It’s common knowledge that laws protect employees from – and punish employers for – various types of discrimination. For example, Title VII of the Civil Rights Act of 1964 prohibits discrimination (including harassment) based on characteristics such as race, sex, national origin, and ethnicity, whereas the Age Discrimination in Employment Act and the Americans With Disabilities Act provide similar employee protections with regard to age and disability, respectively. (Each of those federal statutes applies only to businesses with a certain minimum number of employees, but states generally enact their own versions that apply to all employers and might be more stringent.) While business owners tend to have at least some awareness of such provisions, my experience is that many are ignorant of the “other” important component of these civil rights statutes: the anti-retaliation provisions.
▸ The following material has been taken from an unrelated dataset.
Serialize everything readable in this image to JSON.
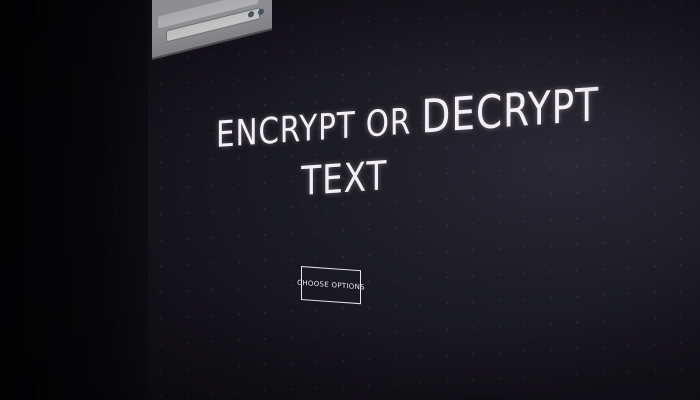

In some respects, the anti-retaliation provisions are more dangerous to them.

In short, some employers respond to discrimination complaints by making life exceedingly difficult for the complainants and the workplace allies who corroborate the complaints. A complaining party might, for example, suddenly start receiving poor written evaluations, suffer a demotion, get excluded from important assignments, or lose his/her job for supposed “performance” deficiencies that no one had previously noticed. An employer that responds this way might (i) believe that it’s creating a good “paper trail” to rebut the discrimination claims (by demonstrating that the complainant is a “poor employee,” has attitude problems, etc.); (ii) be trying to coax the employee into “voluntarily” quitting; or (iii) be responding out spite, hurt feelings, or honest belief that the employee is a troublemaker who brought the discrimination complaint in bad faith. If so, bad move.

Even aside from the moral and ethical issues raised by such conduct, an employer who retaliates usually would be committing a separate violation of the applicable civil rights law. For example, Title VII contains the following language:

    It shall be an unlawful employment practice for an employer to discriminate against any of his employees . . . because he has opposed any practice made an unlawful employment practice by this subchapter, or because he has made a charge, testified, assisted, or participated in any manner in an investigation, proceeding, or hearing under this subchapter.

42 U.S.C. § 2000e-3(a). Thus, the retaliating employer would now face both the original claim of, say, racial discrimination, and a new claim of unlawful retaliation.

But, you might ask, may a business retaliate against an employee whose original discrimination claim completely lacked merit? That is, what if it’s clear that there was no actual discrimination based on race, gender, or some other inherent characteristic? The answer is simple: it doesn’t matter. Note, for example, that section 2000e-3(a) of Title VII protects, among others, the employee who “has made a charge, testified, assisted, or participated in an investigation, proceeding, or hearing . . . .” There is no requirement that the actual discrimination charge have merit.

In fact, discrimination claims can be difficult to prove, as the employee usually must demonstrate not only that the employer engaged in certain harmful conduct, but also that that conduct was based on a protected trait such as race or gender. Retaliation, however, is much easier to spot – as it often is a fairly obvious response to the original discrimination complaint. Accordingly, the post-complaint response could create liability where it otherwise didn’t exist.

If you’re a business owner facing a discrimination charge, don’t make it worse. Don’t retaliate.